#DailyLines #MOBY #WRITTENInMYOwnHEARTSBlood #Book8 OutMARCH25th #noImnottellingyouwhoitis

He slid off, and led the way down to the creek’s edge, careful of loose stones and boggy earth—the creekbank here was mostly soft mud, edged with mats of duckweed and small reedbeds. A glimpse of red caught his eye and he tensed, but it was a British soldier, face-down in the mud and clearly dead, his legs swaying in the current.

He shucked his moccasions and edged out into the water himself; the creek was fairly wide here, and only a couple of feet deep, with a silty bottom; his feet sank in ankle-deep. He edged out again and led the horse farther up the ravine, looking for better footing, though the gelding was nearly desperate for the water, pushing Ian with his head; he wouldn’t wait long.

The sounds of the skirmish had faded; he could hear men up above and some way off, but nothing in the ravine itself anymore.
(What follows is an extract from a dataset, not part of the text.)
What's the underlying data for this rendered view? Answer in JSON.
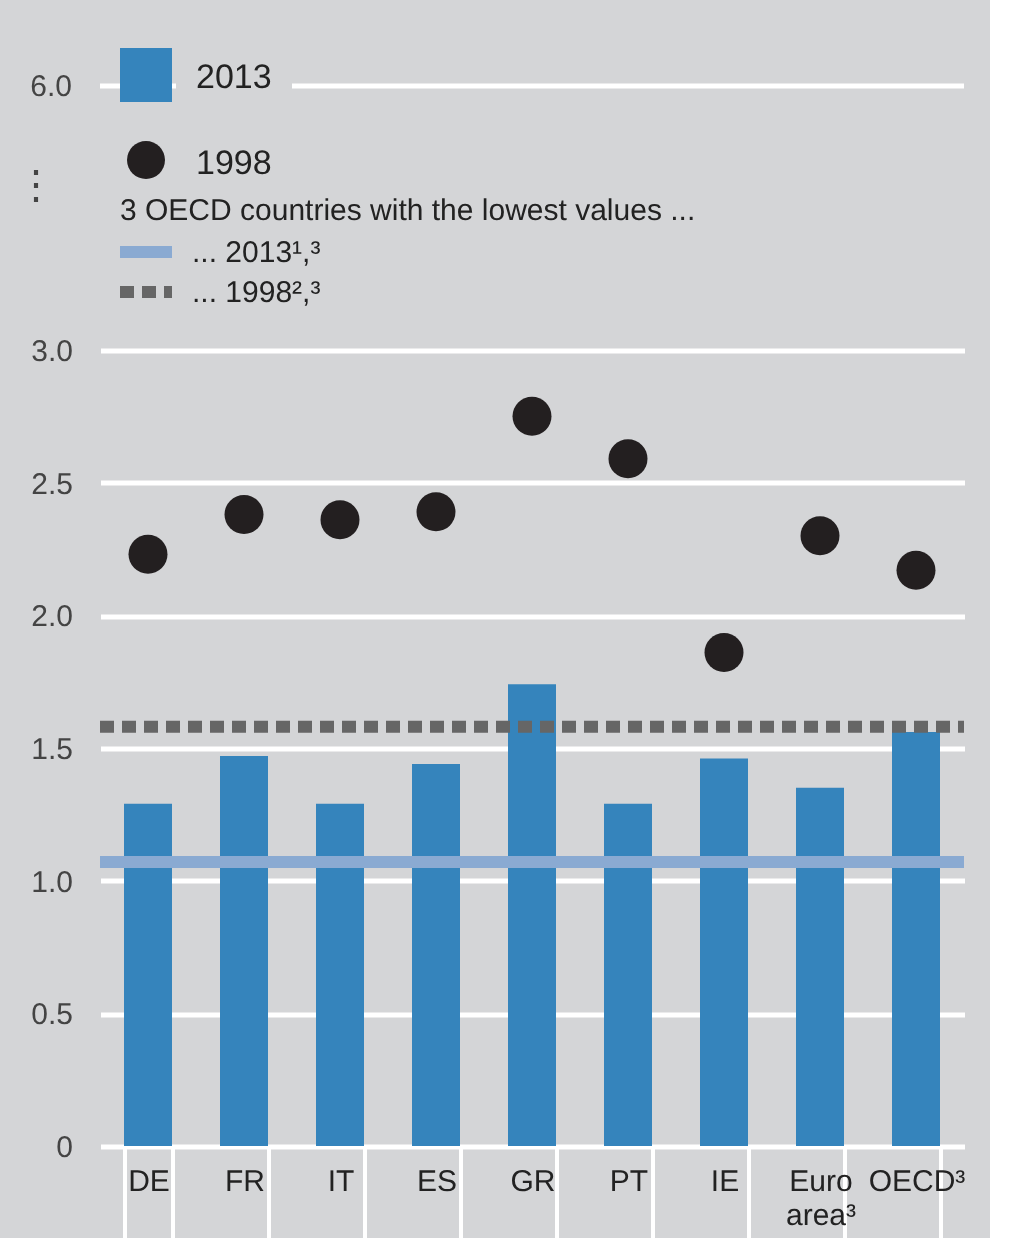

There, that would do. He let the horse’s reins fall, and it lunged for the creek, stood with its forefeet sunk in mud but its hind feet solid on a patch of gravel, blissfully gulping water. He felt the pull of the water nearly as much, and sank to his knees, feeling the blissful chill as it soaked his clothes, that sensation fading instantly to nothingness as he cupped his hands and drank, and cupped and drank again and again, choking now and then in the effort to drink faster than he could swallow.

At last he stopped—reluctantly—and dashed water over his face and chest; it was cooling, though the bear-grease in his paint made the water bead and run off his skin.
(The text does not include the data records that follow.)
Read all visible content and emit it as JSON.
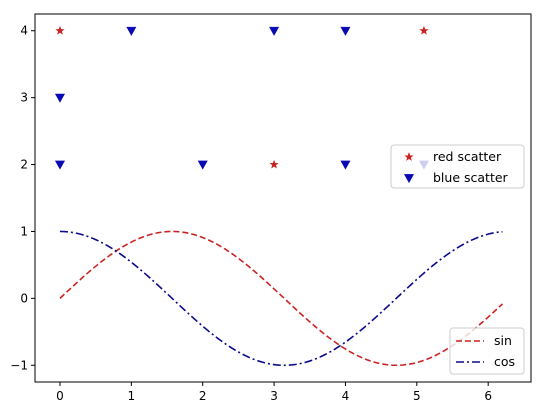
{
  "chart_data": {
    "type": "scatter",
    "title": "",
    "xlabel": "",
    "ylabel": "",
    "xlim": [
      -0.35,
      6.6
    ],
    "ylim": [
      -1.25,
      4.25
    ],
    "xticks": [
      0,
      1,
      2,
      3,
      4,
      5,
      6
    ],
    "yticks": [
      -1,
      0,
      1,
      2,
      3,
      4
    ],
    "xtick_labels": [
      "0",
      "1",
      "2",
      "3",
      "4",
      "5",
      "6"
    ],
    "ytick_labels": [
      "−1",
      "0",
      "1",
      "2",
      "3",
      "4"
    ],
    "grid": false,
    "colors": {
      "red": "#cc2222",
      "blue": "#0a0ab4",
      "navy": "#0a0a8c"
    },
    "scatter_series": [
      {
        "name": "red scatter",
        "marker": "star",
        "color": "#cc2222",
        "points": [
          [
            0,
            4
          ],
          [
            3,
            2
          ],
          [
            5.1,
            4
          ]
        ]
      },
      {
        "name": "blue scatter",
        "marker": "triangle-down",
        "color": "#0a0ab4",
        "points": [
          [
            0,
            3
          ],
          [
            0,
            2
          ],
          [
            1,
            4
          ],
          [
            2,
            2
          ],
          [
            3,
            4
          ],
          [
            4,
            4
          ],
          [
            4,
            2
          ],
          [
            5.1,
            2
          ]
        ]
      }
    ],
    "line_series": [
      {
        "name": "sin",
        "function": "sin",
        "x_range": [
          0,
          6.2
        ],
        "style": "dashed",
        "color": "#cc2222"
      },
      {
        "name": "cos",
        "function": "cos",
        "x_range": [
          0,
          6.2
        ],
        "style": "dashdot",
        "color": "#0a0a8c"
      }
    ],
    "legends": [
      {
        "placement": "center-right",
        "entries": [
          "red scatter",
          "blue scatter"
        ]
      },
      {
        "placement": "lower-right",
        "entries": [
          "sin",
          "cos"
        ]
      }
    ]
  }
}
“Come on,” he said to the horse. “Ye’ll burst and ye keep on like that, amadan.” It took some struggle, but he got the horse’s nose out of the creek, water and bits of green weed sloshing out of his mouth as the horse snorted and shook its head. It was while hauling the horse’s head round in order to lead him up the bank that he saw the other British soldier.

This one was lying near the bottom of the ravine, too, but not in the mud. He was lying face down, but with his head turned to one side, and…

“Och, Jesus, _no_!” Ian flung his horse’s reins hastily round a tree trunk and bounded up the slope.